Despite Texas’ rise as a tech hub, the industry itself is still on the wrong track. That’s clear no matter which side of the political aisle you’re on. The right to free speech is increasingly on the outs, while censorship is in. The right to privacy is under siege, as tech companies look to profit off people’s most intimate information. Big Tech’s tendency toward monopoly is growing, too.

Having worked in Silicon Valley and Seattle, I know where these trends come from. Big Tech is funded, built and run by a tiny, radicalized elite. They typically train at the same schools, hold the same political and cultural beliefs, and look at the masses with the same disdain. The products and services they create tend to reflect it, enriching them without empowering the rest of us.

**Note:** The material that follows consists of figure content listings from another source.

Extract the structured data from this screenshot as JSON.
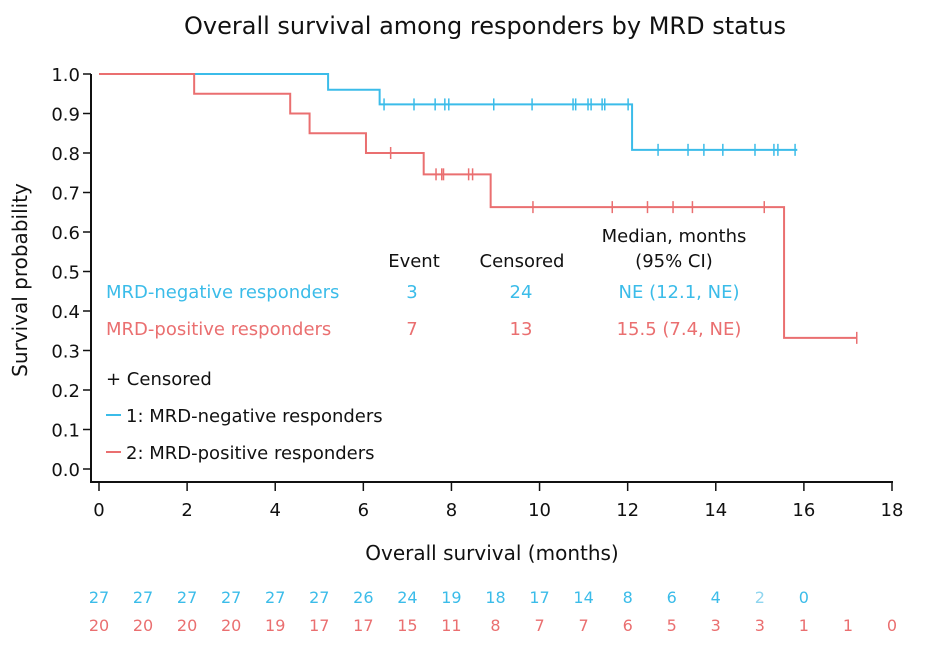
{
  "chart_data": {
    "type": "line",
    "subtype": "kaplan-meier",
    "title": "Overall survival among responders by MRD status",
    "xlabel": "Overall survival (months)",
    "ylabel": "Survival probability",
    "xlim": [
      0,
      18
    ],
    "ylim": [
      0,
      1
    ],
    "x_ticks": [
      "0",
      "2",
      "4",
      "6",
      "8",
      "10",
      "12",
      "14",
      "16",
      "18"
    ],
    "y_ticks": [
      "0.0",
      "0.1",
      "0.2",
      "0.3",
      "0.4",
      "0.5",
      "0.6",
      "0.7",
      "0.8",
      "0.9",
      "1.0"
    ],
    "grid": false,
    "series": [
      {
        "name": "MRD-negative responders",
        "legend_label": "1: MRD-negative responders",
        "color": "#3bbce9",
        "steps": [
          [
            0,
            1.0
          ],
          [
            5.2,
            0.96
          ],
          [
            6.37,
            0.923
          ],
          [
            12.1,
            0.808
          ]
        ],
        "end_x": 15.85,
        "censored": [
          [
            6.47,
            0.923
          ],
          [
            7.15,
            0.923
          ],
          [
            7.63,
            0.923
          ],
          [
            7.85,
            0.923
          ],
          [
            7.94,
            0.923
          ],
          [
            8.96,
            0.923
          ],
          [
            9.83,
            0.923
          ],
          [
            10.76,
            0.923
          ],
          [
            10.82,
            0.923
          ],
          [
            11.1,
            0.923
          ],
          [
            11.17,
            0.923
          ],
          [
            11.42,
            0.923
          ],
          [
            11.48,
            0.923
          ],
          [
            12.01,
            0.923
          ],
          [
            12.69,
            0.808
          ],
          [
            13.37,
            0.808
          ],
          [
            13.73,
            0.808
          ],
          [
            14.16,
            0.808
          ],
          [
            14.89,
            0.808
          ],
          [
            15.32,
            0.808
          ],
          [
            15.41,
            0.808
          ],
          [
            15.8,
            0.808
          ]
        ]
      },
      {
        "name": "MRD-positive responders",
        "legend_label": "2: MRD-positive responders",
        "color": "#ea6f70",
        "steps": [
          [
            0,
            1.0
          ],
          [
            2.16,
            0.95
          ],
          [
            4.34,
            0.9
          ],
          [
            4.78,
            0.85
          ],
          [
            6.06,
            0.8
          ],
          [
            7.37,
            0.746
          ],
          [
            8.89,
            0.663
          ],
          [
            15.55,
            0.332
          ]
        ],
        "end_x": 17.2,
        "censored": [
          [
            6.62,
            0.8
          ],
          [
            7.65,
            0.746
          ],
          [
            7.78,
            0.746
          ],
          [
            7.82,
            0.746
          ],
          [
            8.39,
            0.746
          ],
          [
            8.48,
            0.746
          ],
          [
            9.85,
            0.663
          ],
          [
            11.65,
            0.663
          ],
          [
            12.45,
            0.663
          ],
          [
            13.03,
            0.663
          ],
          [
            13.47,
            0.663
          ],
          [
            15.1,
            0.663
          ],
          [
            17.2,
            0.332
          ]
        ]
      }
    ],
    "summary_table": {
      "headers": [
        "Event",
        "Censored",
        "Median, months",
        "(95% CI)"
      ],
      "rows": [
        {
          "group": "MRD-negative responders",
          "event": "3",
          "censored": "24",
          "median": "NE (12.1, NE)"
        },
        {
          "group": "MRD-positive responders",
          "event": "7",
          "censored": "13",
          "median": "15.5 (7.4, NE)"
        }
      ]
    },
    "legend": {
      "placement": "bottom-left",
      "censored_label": "+ Censored",
      "entries": [
        "1: MRD-negative responders",
        "2: MRD-positive responders"
      ]
    },
    "numbers_at_risk": {
      "MRD-negative responders": [
        "27",
        "27",
        "27",
        "27",
        "27",
        "27",
        "26",
        "24",
        "19",
        "18",
        "17",
        "14",
        "8",
        "6",
        "4",
        "2",
        "0"
      ],
      "MRD-positive responders": [
        "20",
        "20",
        "20",
        "20",
        "19",
        "17",
        "17",
        "15",
        "11",
        "8",
        "7",
        "7",
        "6",
        "5",
        "3",
        "3",
        "1",
        "1",
        "0"
      ]
    }
  },
  "colors": {
    "negative": "#3bbce9",
    "negative_faded": "#8fd5ef",
    "positive": "#ea6f70",
    "axis": "#111111"
  }
}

Americans know something’s wrong. A stunning 80 percent of the country wants Big Tech reined in, including the vast majority of Republicans, Democrats and independents. Yet tech’s problems won’t be solved if the same West Coast elites create the next generation of products, platforms and algorithms. New tech leadership must come from somewhere. Texas is the obvious choice.

As I’ve seen every day since moving here, Texans have a deep respect for the principles and practices that undergird America and human progress itself. There’s great respect for free speech and privacy. There’s a deep concern for lifting up the least fortunate. And there’s a strong undercurrent of faith, from a variety of traditions, that recognizes human dignity and the necessity of individual freedom.

Tech should be built on that foundation — and Texans are the ones to build it. That means social media companies that allow a vigorous debate between opposing views and don't censor political opinions. It means platforms and software makers that respect the right to privacy, online retailers that don’t ban books, apps that unlock people’s entrepreneurial ability instead of extracting value, and more.

Bottom line: We need a new tech ecosystem from top to bottom, from payment processing systems to cloud services to social media platforms to database providers to online retailers and more. Right now, we’re all at the mercy of Silicon Valley. With new and more principled tech companies to choose from, we’d finally get out from under Big Tech’s thumb.

The Texas story is one of pioneering and engineering, and what Texas has done with energy, it can now do with tech. The results could be even more impressive, both in local prosperity and the broader benefits to humanity. Everyone has a role to play in making it happen, from policymakers to professors to investors, innovators and employees.

If Texas won’t lead the way, no one will. Our state has the size, the swagger and the sense of right and wrong. Let’s be glad 2021 saw more tech companies move here. But let’s vow to make 2022 the year Texas moves tech in a new direction altogether.

Peter Rex is founder and CEO of Rex, which builds and invests in tech businesses.